Sob a coordenação do pesquisador Carlos Bloch Júnior, o estudante Felipe Vinecky caracterizou essas moléculas como parte da sua tese de doutorado desenvolvida no Departamento de Biologia Molecular da UnB e na Embrapa. Ele identificou os peptídeos quando estava em busca de genes de café associados à melhoria da qualidade do produto em um projeto desenvolvido em parceria entre a Embrapa e o Centro de Cooperação Internacional em Pesquisa Agronômica para o Desenvolvimento (Cirad, na sigla em francês).

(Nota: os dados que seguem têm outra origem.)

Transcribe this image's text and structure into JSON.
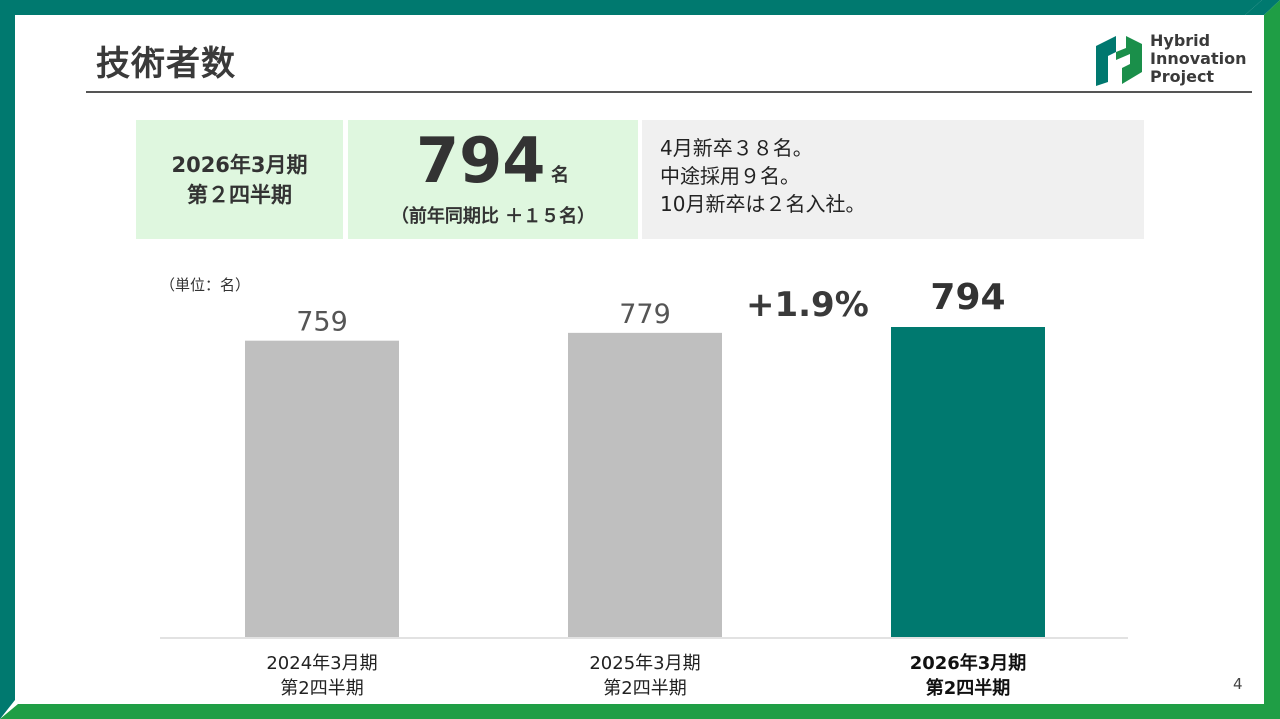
{
  "page_title": "技術者数",
  "logo": {
    "lines": [
      "Hybrid",
      "Innovation",
      "Project"
    ],
    "colors": [
      "#1a8f4a",
      "#00786f"
    ]
  },
  "summary": {
    "period_lines": [
      "2026年3月期",
      "第２四半期"
    ],
    "count": "794",
    "count_unit": "名",
    "yoy": "（前年同期比 ＋１５名）",
    "notes": [
      "4月新卒３８名。",
      "中途採用９名。",
      "10月新卒は２名入社。"
    ]
  },
  "unit_label": "（単位：名）",
  "growth_label": "+1.9%",
  "page_number": "4",
  "colors": {
    "accent": "#00796f",
    "gray_bar": "#bfbfbf",
    "border_green": "#00796f",
    "border_light_green": "#1f9e45",
    "summary_bg": "#dff7df",
    "notes_bg": "#f0f0f0"
  },
  "chart_data": {
    "type": "bar",
    "categories": [
      [
        "2024年3月期",
        "第2四半期"
      ],
      [
        "2025年3月期",
        "第2四半期"
      ],
      [
        "2026年3月期",
        "第2四半期"
      ]
    ],
    "values": [
      759,
      779,
      794
    ],
    "data_labels": [
      "759",
      "779",
      "794"
    ],
    "highlight_index": 2,
    "ylim": [
      0,
      810
    ],
    "grid": false,
    "title": "",
    "xlabel": "",
    "ylabel": ""
  }
}
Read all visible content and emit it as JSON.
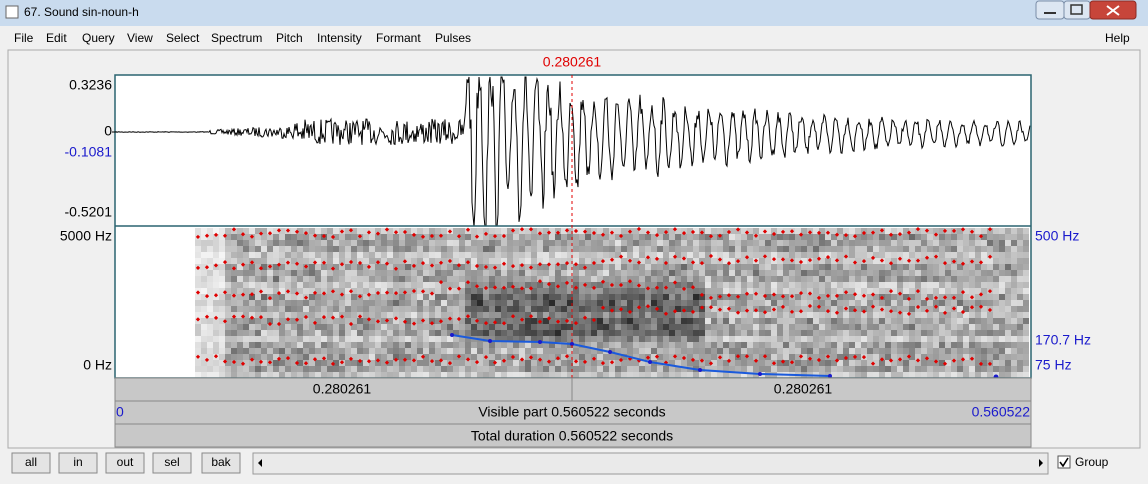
{
  "window": {
    "title": "67. Sound sin-noun-h"
  },
  "menu": [
    "File",
    "Edit",
    "Query",
    "View",
    "Select",
    "Spectrum",
    "Pitch",
    "Intensity",
    "Formant",
    "Pulses"
  ],
  "help": "Help",
  "cursor": {
    "time": "0.280261"
  },
  "waveform": {
    "y_labels": [
      "0.3236",
      "0",
      "-0.1081",
      "-0.5201"
    ]
  },
  "spectrogram": {
    "left_labels": [
      "5000 Hz",
      "0 Hz"
    ],
    "right_labels": [
      "500 Hz",
      "170.7 Hz",
      "75 Hz"
    ]
  },
  "time_bar": {
    "left": "0.280261",
    "right": "0.280261"
  },
  "visible": {
    "start": "0",
    "label": "Visible part 0.560522 seconds",
    "end": "0.560522"
  },
  "total": "Total duration 0.560522 seconds",
  "buttons": [
    "all",
    "in",
    "out",
    "sel",
    "bak"
  ],
  "group": "Group"
}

Vinecky e Bloch observaram que algumas sequências gênicas continham fragmentos internos (encriptados) com estruturas semelhantes a de alguns opióides endógenos de humanos, como a encefalina. Assim, decidiram sintetizar análogos estruturais para avaliar experimentalmente suas funções biológicas e efeitos fisiolóficos em mamíferos.

Na maior parte da semente do café, no endosperma, um concentrado proteico foi submetido à digestão enzimática in vitro para simular o processo digestivo em humanos e, assim, deduzir como poderia ser o processo real de biodisponibilização e atividade final dessas moléculas dentro do organismo.

Em seguida, foram realizados testes com camundongos na Universidade de Brasília que comprovaram o efeito similar ao da morfina. No entanto, foi demonstrado que o tempo de duração do efeito analgésico é significativamente superior, cerca de quatro horas. Não foram registrados efeitos colaterais pelas condições experimentais avaliadas.

O estudo de proteínas nas quais são identificados fragmentos internos funcionais (peptídeos encriptados) é parte de um novo conceito em desenvolvimento na área de biomoléculas que foi iniciado há mais de uma década pela equipe do Laboratório de Espectrometria de Massa da Unidade (LEM), patenteado em 2006 e publicado em 2012.